Robots have discovered 39 potential latest species at the underside of the ocean.
Researchers on the Natural History Museum said the undescribed organisms represent a fraction of the undiscovered species from the deep sea, which scientists are working to know.
A remotely operated vehicle (ROV) allowed the samples – collected from the abyssal plains of the Clarion-Clipperton Zone within the central Pacific – to be delivered to the surface.
This enabled scientists to get a significantly better idea of the organisms living at depths of three,100 to five,100 metres below sea level.
Psychropotes longicauda at 5100 metres depth (DeepCCZ expedition/Gordon & Betty Moore Foundation/NOAA)
Prior to now animals from this area had only been studied in photographs.
Remarkably, 48 of the 55 specimens recovered were different species, and only nine of the 48 were known to science.
Quite a lot of the life at the underside of the ocean is a mystery to scientists, and is undisturbed by humans since it is so hard to succeed in.
Researchers say that while it is understood that tiny millimetre-sized creatures (macrofauna) are extremely biodiverse within the abyss, there has not been quite a lot of details about larger animals (megafauna), and the findings indicate this group may be very diverse.
Dr Guadalupe Bribiesca-Contreras on the Natural History Museum, the lead creator on the study, said: “This research is essential not only as a result of the number of probably latest species discovered, but because these megafauna specimens have previously only been studied from seabed images.
“Without the specimens and the DNA data they hold, we cannot properly discover the animals and understand how many alternative species there are.”
Among the many samples collected were starfish and sea cucumbers, and lots of are marine invertebrates.

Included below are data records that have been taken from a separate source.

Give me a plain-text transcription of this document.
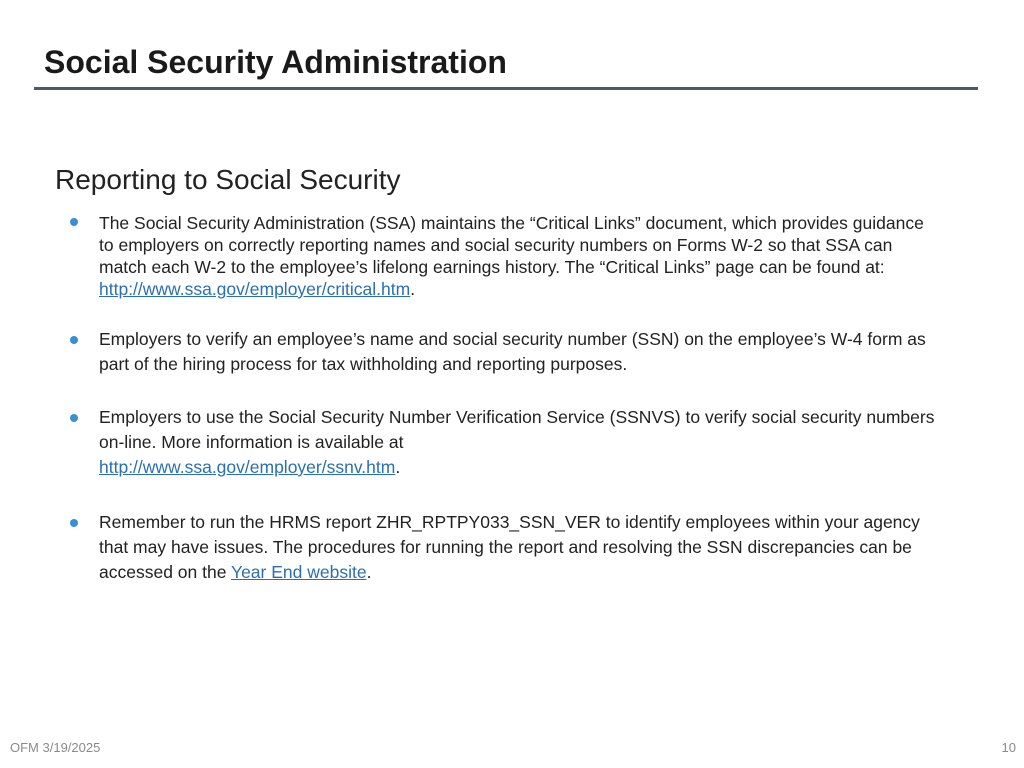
Social Security Administration
Reporting to Social Security
The Social Security Administration (SSA) maintains the “Critical Links” document, which provides guidance to employers on correctly reporting names and social security numbers on Forms W-2 so that SSA can match each W-2 to the employee’s lifelong earnings history. The “Critical Links” page can be found at: http://www.ssa.gov/employer/critical.htm.
Employers to verify an employee’s name and social security number (SSN) on the employee’s W-4 form as part of the hiring process for tax withholding and reporting purposes.
Employers to use the Social Security Number Verification Service (SSNVS) to verify social security numbers on-line. More information is available at
http://www.ssa.gov/employer/ssnv.htm.
Remember to run the HRMS report ZHR_RPTPY033_SSN_VER to identify employees within your agency that may have issues. The procedures for running the report and resolving the SSN discrepancies can be accessed on the Year End website.
OFM 3/19/2025	10
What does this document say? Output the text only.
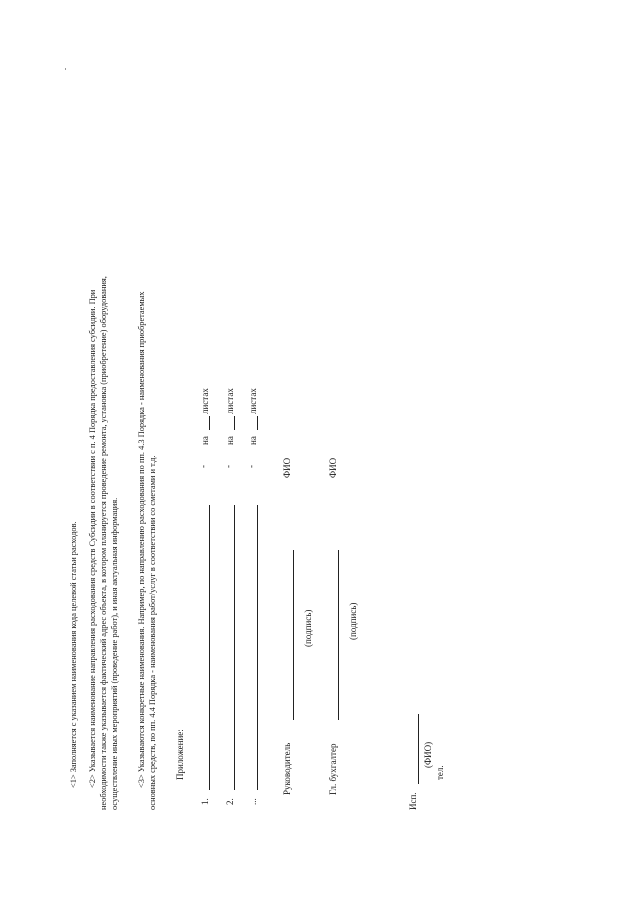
<1> Заполняется с указанием наименования кода целевой статьи расходов. <2> Указывается наименование направления расходования средств Субсидии в соответствии с п. 4 Порядка предоставления субсидии. При необходимости также указывается фактический адрес объекта, в котором планируется проведение ремонта, установка (приобретение) оборудования, осуществление иных мероприятий (проведение работ), и иная актуальная информация. <3> Указываются конкретные наименования. Например, по направлению расходования по пп. 4.3 Порядка - наименования приобретаемых основных средств, по пп. 4.4 Порядка - наименования работ/услуг в соответствии со сметами и т.д. Приложение:
1.
-
на
листах
2.
-
на
листах
...
-
на
листах
Руководитель
(подпись)
ФИО
Гл. бухгалтер
(подпись)
ФИО
Исп.
(ФИО)
тел.
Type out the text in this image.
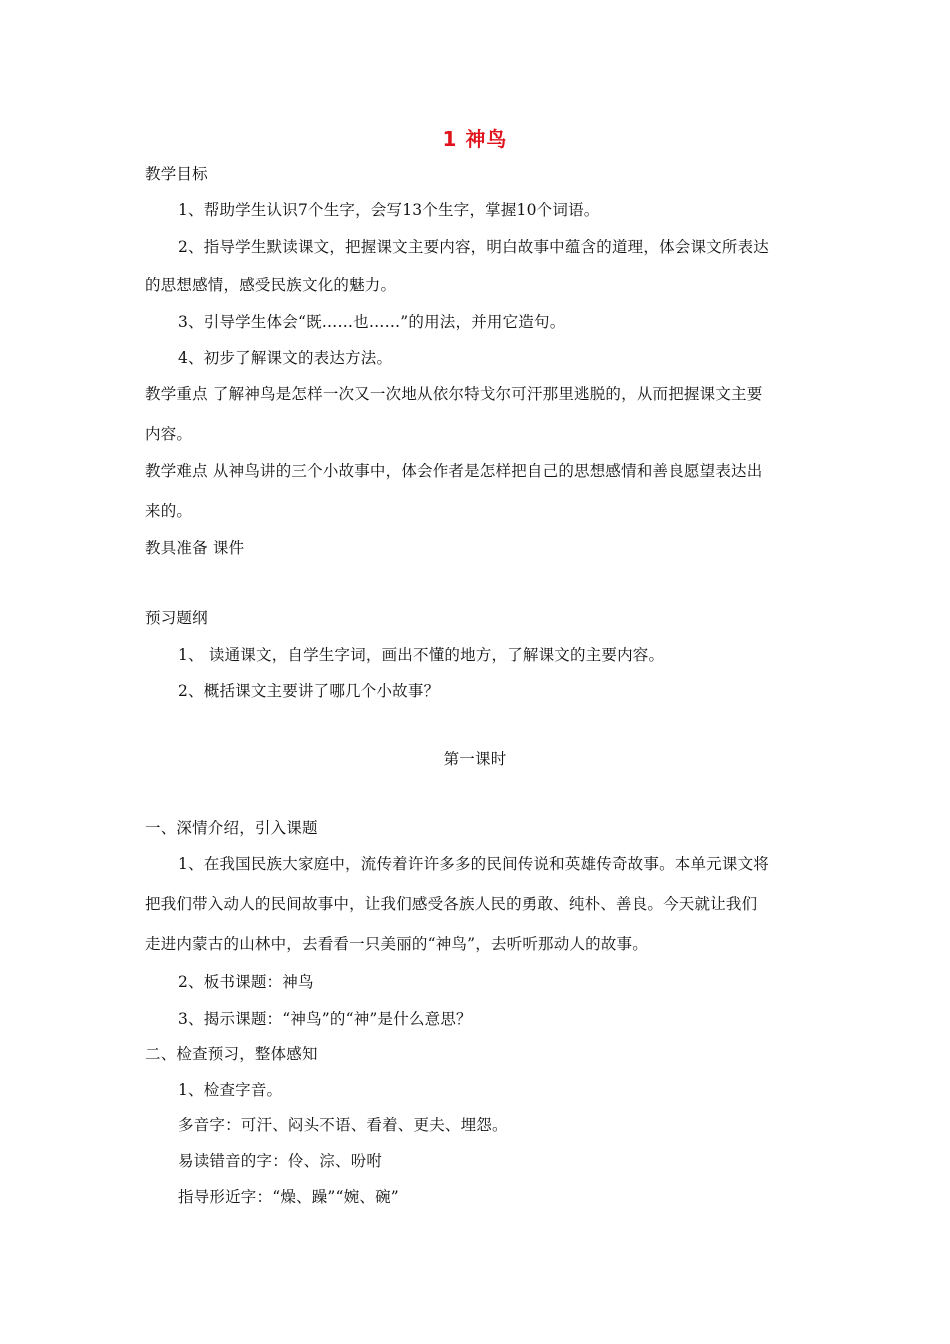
1 神鸟
教学目标
1、帮助学生认识7个生字，会写13个生字，掌握10个词语。
2、指导学生默读课文，把握课文主要内容，明白故事中蕴含的道理，体会课文所表达
的思想感情，感受民族文化的魅力。
3、引导学生体会“既……也……”的用法，并用它造句。
4、初步了解课文的表达方法。
教学重点 了解神鸟是怎样一次又一次地从依尔特戈尔可汗那里逃脱的，从而把握课文主要
内容。
教学难点 从神鸟讲的三个小故事中，体会作者是怎样把自己的思想感情和善良愿望表达出
来的。
教具准备 课件
预习题纲
1、 读通课文，自学生字词，画出不懂的地方，了解课文的主要内容。
2、概括课文主要讲了哪几个小故事？
第一课时
一、深情介绍，引入课题
1、在我国民族大家庭中，流传着许许多多的民间传说和英雄传奇故事。本单元课文将
把我们带入动人的民间故事中，让我们感受各族人民的勇敢、纯朴、善良。今天就让我们
走进内蒙古的山林中，去看看一只美丽的“神鸟”，去听听那动人的故事。
2、板书课题：神鸟
3、揭示课题：“神鸟”的“神”是什么意思？
二、检查预习，整体感知
1、检查字音。
多音字：可汗、闷头不语、看着、更夫、埋怨。
易读错音的字：伶、淙、吩咐
指导形近字：“燥、躁”“婉、碗”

The team also collected small animals anchored to the sediment or attached to hard substrate comparable to sea anemones, goose barnacles, sea lilies, sea sponges, and a glass sponge greater than a metre long.
Additionally they found swimming sea cucumbers and a sea urchin galloping on the seabed.
One among the newly discovered deep sea species is Psychropotes longicauda, also referred to as the gummy squirrel.
Merit researcher Dr Adrian Glover, who leads the museum’s Deep Sea Research Group, added: “We all know that small millimetre-sized animals called macrofauna are extremely biodiverse within the abyss.
“Nonetheless, now we have never really had much information on the larger animals we call megafauna, as so few samples have been collected.
“This study is the primary to suggest that diversity can be quite high in these groups as well.”
The findings are published within the journal Zookeys.